Schools can register their interest for Early Access at https://ourfuturesinstitute.org.au/vaping-program/.

About the Trial
The Matilda Centre at the University of Sydney is conducting the first clinical trial (the gold standard of evidence) of a school-based eHealth prevention program addressing adolescent e-cigarette use in Australia.

The randomised controlled trial involves >5,000 Year 7 and 8 students (aged 12-14 years) from 40 secondary schools across New South Wales, Western Australia, and Queensland.

In the trial, schools are randomly assigned to either the OurFutures Vaping Program intervention group or a control group that receive health education as usual. The schools in the OurFutures Vaping group will receive four weeks of web-based cartoon lessons and accompanying activities during health education classes. While the program primarily looks at e-cigarette use, the program simultaneously addresses cigarette smoking. Students complete online surveys before and immediately after receiving the program (~1 month post-baseline), then 6- , 12-, 24- and 36-months later.

The trial will assess whether students who receive the OurFutures Vaping Program have reduced uptake and use of e-cigarettes, compared to students in the control group, along with any differences in use of tobacco cigarettes, knowledge, attitudes, beliefs and mental health.

About Vaping
Vaping was first introduced as a way to help tobacco addicted smokers quit when first introduced in 2007 but has morphed into a multi-billion-dollar industry with vaping devices and flavours targeted squarely at young people.
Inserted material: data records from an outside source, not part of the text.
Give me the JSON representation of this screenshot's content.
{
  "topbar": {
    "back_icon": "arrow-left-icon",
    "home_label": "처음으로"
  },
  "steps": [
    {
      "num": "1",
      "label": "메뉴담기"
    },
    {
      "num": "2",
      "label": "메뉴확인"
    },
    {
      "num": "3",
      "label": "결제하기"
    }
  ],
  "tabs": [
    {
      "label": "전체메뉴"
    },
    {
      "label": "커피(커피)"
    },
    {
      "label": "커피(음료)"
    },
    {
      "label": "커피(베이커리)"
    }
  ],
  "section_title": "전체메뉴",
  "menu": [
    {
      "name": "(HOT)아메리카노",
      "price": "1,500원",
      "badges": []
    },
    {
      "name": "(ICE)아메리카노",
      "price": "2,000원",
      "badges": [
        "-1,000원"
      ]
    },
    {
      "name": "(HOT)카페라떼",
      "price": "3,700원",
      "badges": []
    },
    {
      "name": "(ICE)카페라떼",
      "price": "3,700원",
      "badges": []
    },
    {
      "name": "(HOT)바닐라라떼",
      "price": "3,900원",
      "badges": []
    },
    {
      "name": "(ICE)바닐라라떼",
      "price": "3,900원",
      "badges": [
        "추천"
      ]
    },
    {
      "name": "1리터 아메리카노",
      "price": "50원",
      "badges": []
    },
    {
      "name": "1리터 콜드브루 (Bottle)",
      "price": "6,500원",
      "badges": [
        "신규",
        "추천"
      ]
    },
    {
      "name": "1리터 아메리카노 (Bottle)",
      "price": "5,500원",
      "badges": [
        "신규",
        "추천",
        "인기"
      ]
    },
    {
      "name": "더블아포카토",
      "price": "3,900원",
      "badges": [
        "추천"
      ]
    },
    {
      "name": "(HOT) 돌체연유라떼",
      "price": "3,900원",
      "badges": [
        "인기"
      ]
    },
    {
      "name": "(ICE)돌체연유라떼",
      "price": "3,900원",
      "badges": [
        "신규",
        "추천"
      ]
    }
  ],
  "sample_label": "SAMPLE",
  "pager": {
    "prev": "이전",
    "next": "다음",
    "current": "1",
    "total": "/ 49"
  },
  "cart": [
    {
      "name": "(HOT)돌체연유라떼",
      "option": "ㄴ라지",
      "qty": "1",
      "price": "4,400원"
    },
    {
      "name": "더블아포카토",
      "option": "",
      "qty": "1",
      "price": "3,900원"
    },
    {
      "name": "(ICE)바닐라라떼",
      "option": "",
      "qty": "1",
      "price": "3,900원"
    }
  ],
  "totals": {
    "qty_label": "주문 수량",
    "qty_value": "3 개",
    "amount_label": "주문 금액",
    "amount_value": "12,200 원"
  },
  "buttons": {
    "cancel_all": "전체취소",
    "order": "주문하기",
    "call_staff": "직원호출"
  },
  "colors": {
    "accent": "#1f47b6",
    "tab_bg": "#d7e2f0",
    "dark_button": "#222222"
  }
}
The National Drug Strategy Household Survey in 2019 found that of the 4204 students surveyed, 10% of 14–17-year-old Australians had tried e-cigarettes. More recent research has found approximately one in four (26%) young Australians have used e-cigarettes.
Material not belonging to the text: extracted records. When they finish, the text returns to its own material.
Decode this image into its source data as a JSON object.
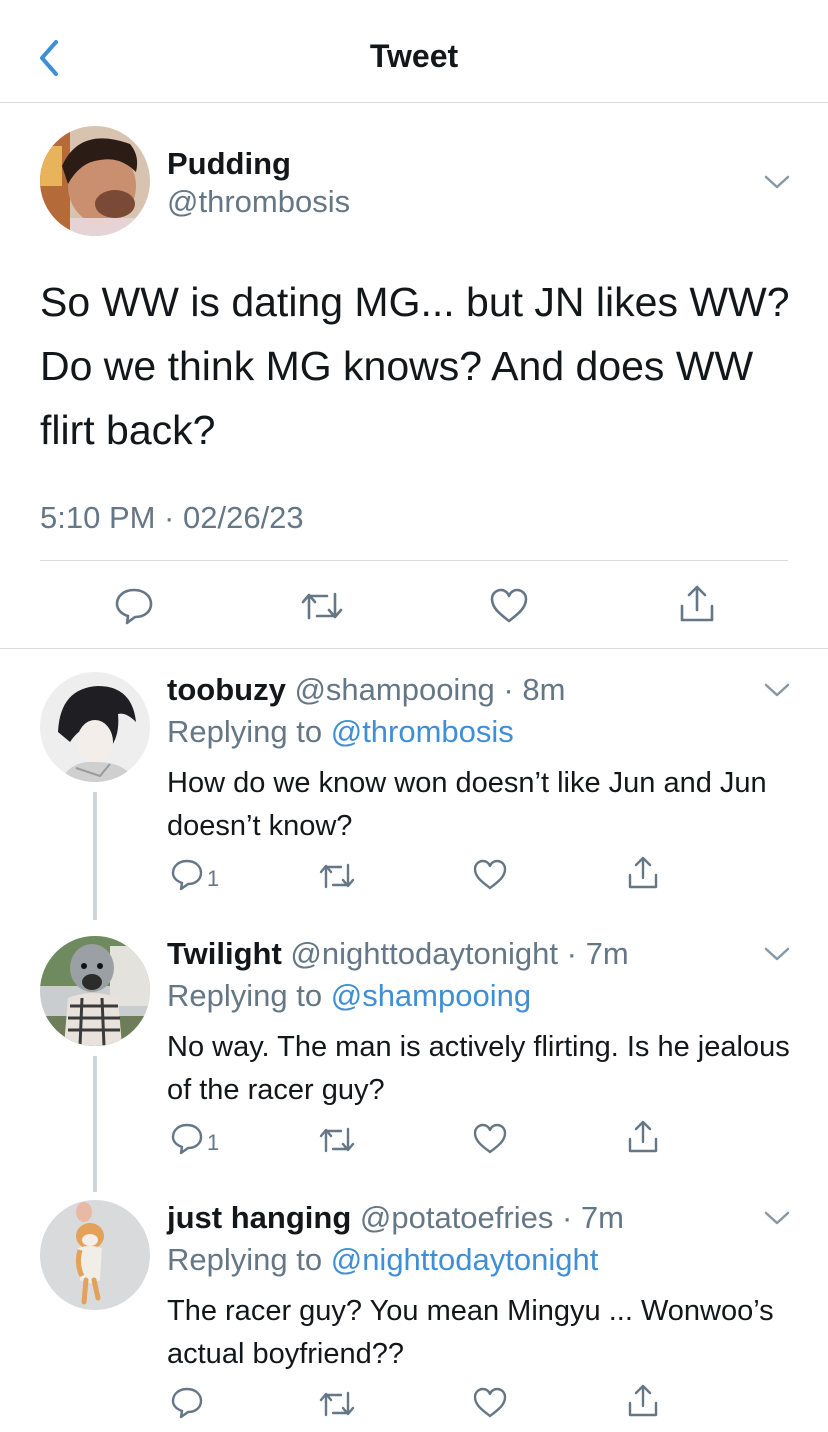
{
  "nav": {
    "title": "Tweet"
  },
  "main_tweet": {
    "name": "Pudding",
    "handle": "@thrombosis",
    "text": "So WW is dating MG... but JN likes WW? Do we think MG knows? And does WW flirt back?",
    "timestamp": "5:10 PM · 02/26/23"
  },
  "replies": [
    {
      "name": "toobuzy",
      "handle_time": "@shampooing · 8m",
      "replying_label": "Replying to",
      "replying_to": "@thrombosis",
      "text": "How do we know won doesn’t like Jun and Jun doesn’t know?",
      "reply_count": "1"
    },
    {
      "name": "Twilight",
      "handle_time": "@nighttodaytonight · 7m",
      "replying_label": "Replying to",
      "replying_to": "@shampooing",
      "text": "No way. The man is actively flirting. Is he jealous of the racer guy?",
      "reply_count": "1"
    },
    {
      "name": "just hanging",
      "handle_time": "@potatoefries · 7m",
      "replying_label": "Replying to",
      "replying_to": "@nighttodaytonight",
      "text": "The racer guy? You mean Mingyu ... Wonwoo’s actual boyfriend??",
      "reply_count": ""
    }
  ],
  "icons": {
    "back": "chevron-left-icon",
    "more": "chevron-down-icon",
    "reply": "speech-bubble-icon",
    "retweet": "retweet-icon",
    "like": "heart-icon",
    "share": "share-icon"
  },
  "colors": {
    "accent": "#3f8fd6",
    "secondary_text": "#657786",
    "primary_text": "#14171a",
    "divider": "#d9dde1"
  }
}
Many vape liquids contain as much as, or more, nicotine than a pack of cigarettes, and the reality is that vaping is highly addictive and a huge health risk. Nicotine has been found to be harmful to the developing adolescent brain. There are many chemicals in vapes and although some of these have proven safe to eat and drink, they haven't proven safe for inhalation.
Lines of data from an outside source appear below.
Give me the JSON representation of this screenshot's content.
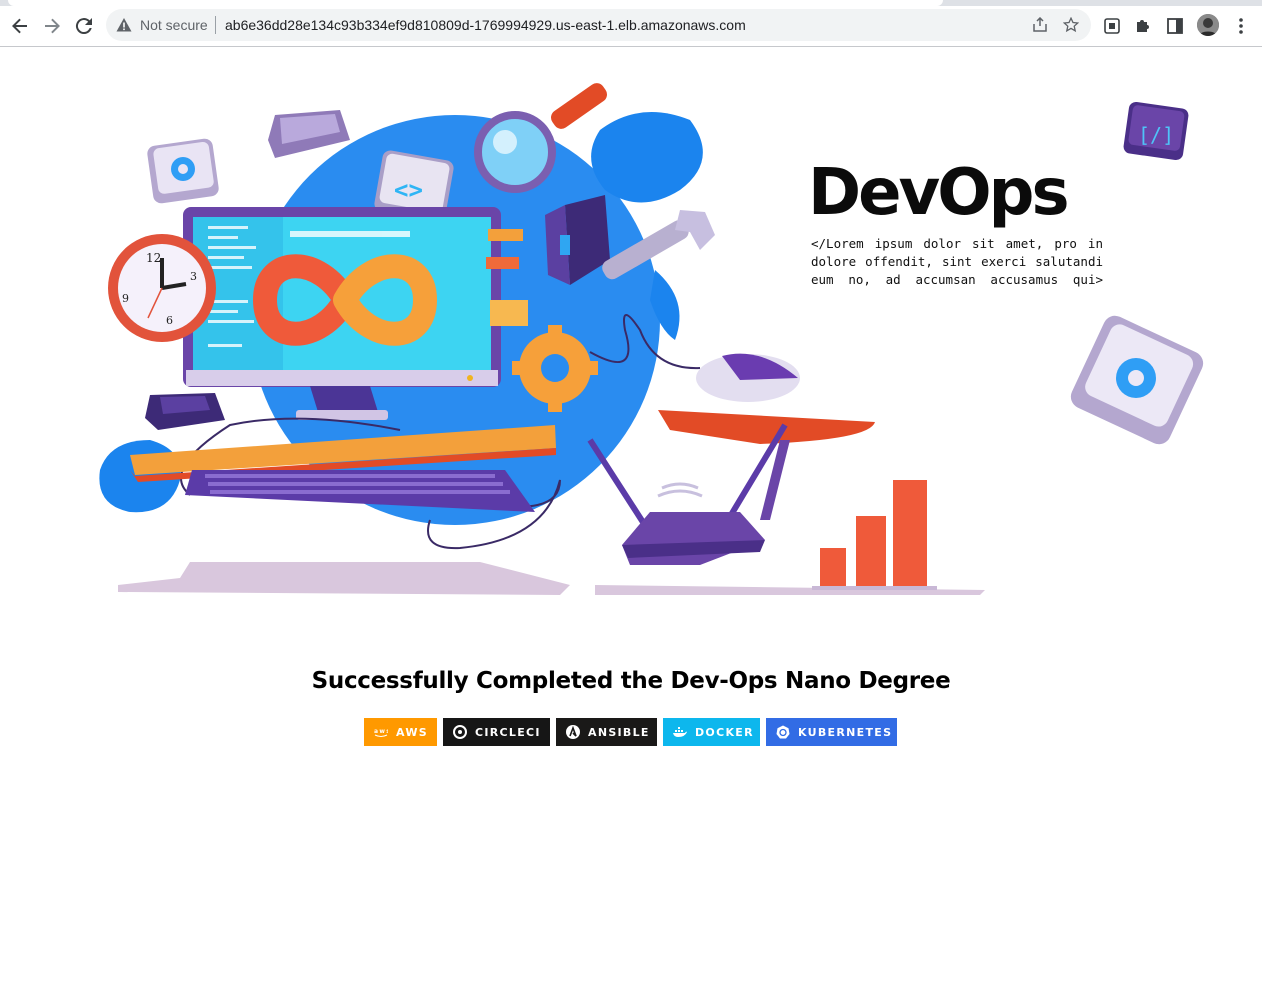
{
  "browser": {
    "security_label": "Not secure",
    "url": "ab6e36dd28e134c93b334ef9d810809d-1769994929.us-east-1.elb.amazonaws.com",
    "icons": [
      "back-icon",
      "forward-icon",
      "reload-icon",
      "warning-icon",
      "share-icon",
      "star-icon",
      "extension-puzzle-icon",
      "side-panel-icon",
      "profile-avatar",
      "menu-kebab-icon"
    ]
  },
  "hero": {
    "title": "DevOps",
    "lorem_lines": [
      "</Lorem ipsum dolor sit amet, pro in",
      "dolore offendit, sint exerci salutandi",
      "eum no, ad accumsan accusamus qui>"
    ]
  },
  "headline": "Successfully Completed the Dev-Ops Nano Degree",
  "badges": [
    {
      "label": "AWS",
      "color": "#ff9900",
      "icon": "aws-icon"
    },
    {
      "label": "CIRCLECI",
      "color": "#161616",
      "icon": "circleci-icon"
    },
    {
      "label": "ANSIBLE",
      "color": "#1a1918",
      "icon": "ansible-icon"
    },
    {
      "label": "DOCKER",
      "color": "#0db7ed",
      "icon": "docker-icon"
    },
    {
      "label": "KUBERNETES",
      "color": "#326ce5",
      "icon": "kubernetes-icon"
    }
  ]
}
And there’s more bad health news … A new study by researchers at the University of Birmingham, UK, has found that even moderate exposure to nicotine-free vapour from e-cigarettes highlights the potentially damaging impact on respiratory health through damage to neutrophils, the body's frontline immune cells, reducing their ability to fight off foreign invaders.

Legislation Designed to Help …
In May, the Federal government pledged $737 million on tobacco and vaping control including $63 million in public health campaigns and $30 million support programs to help people quit and educate health professionals. There’s an additional $140 million to extend the Tackling Indigenous Smoking Program to include vaping. The legislation is planned for this year, but the implementation date has not been announced.
The measures include:
●    Total ban on single use, disposable vapes, both with and without nicotine.
●    E-cigarettes will be prescription only, intended to aid in the cessation of smoking.
●    There will be quality standards restricting flavours, colours and other ingredients as well as a restriction on the amount of nicotine that prescription vapes can contain.
●    $63 million will be spent on a public health campaign to discourage smoking and vaping.
●    Pharmaceutical-like health warnings on vaping product packaging and restricted marketing and advertising to minimise their appeal to young audiences.
●    Support programs and education and training for health professionals and encouraging traditional nicotine replacement cessation methods for vapers and smokers.
●    Strengthened border controls with the aim to prevent the illegal importation of vaping products, with severe penalties for unauthorised imports.
●    Further research and education initiatives
●    State-enforced raids in Perth, Brisbane, NSW, Victoria have confiscated hundreds of thousands of vapes worth millions of dollars.